I had a pleasant visit today. That visit came with a bouquet of flowers. I was very grateful. Thank you Jennifer!
It really touched me.
As I looked at this bouquet of wild flowers, it reminded me of my strong character and I began to think .
I think it is a vicious circle in a way when you have a mind and spirit that shows so much energy, self discipline, willpower, determination, and of course nerve. People love being around you because you are strong, and show so much drive. People love to be around people that know what they want, and go after it. However you always have to be that…If you ever want to break down or had a bad day, or feel sad, you don’t have that opportunity. People won’t forget it, won’t forgive you. You don’t get that chance.
So what do you do when that happened? You get even tougher, even stronger and you tell yourself, that can’t happened again. People don’t give you a chance to break down…a real vicious circle.

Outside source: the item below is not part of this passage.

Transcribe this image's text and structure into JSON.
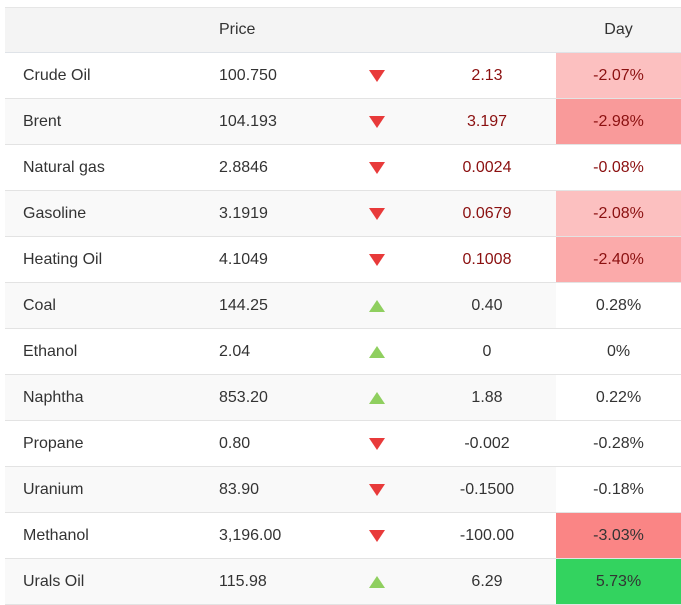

I am competent in what I do, I inspire people, I set goals for the future,, I am fair, I am courageous, I have strong values, I have imagination, I am organized.
Is it so hard to believe that I would like sometimes for people to understand that I can fail at something? That I want to a chance to be able to fail, to be able to cry , to be able to not be that strong person, just for a while?
So instead I went on a 2 hours run, and since I have still so much energy I will make my way to the pool to go for a swim, then after that ,I will do my homework and go on as the strong woman that I am.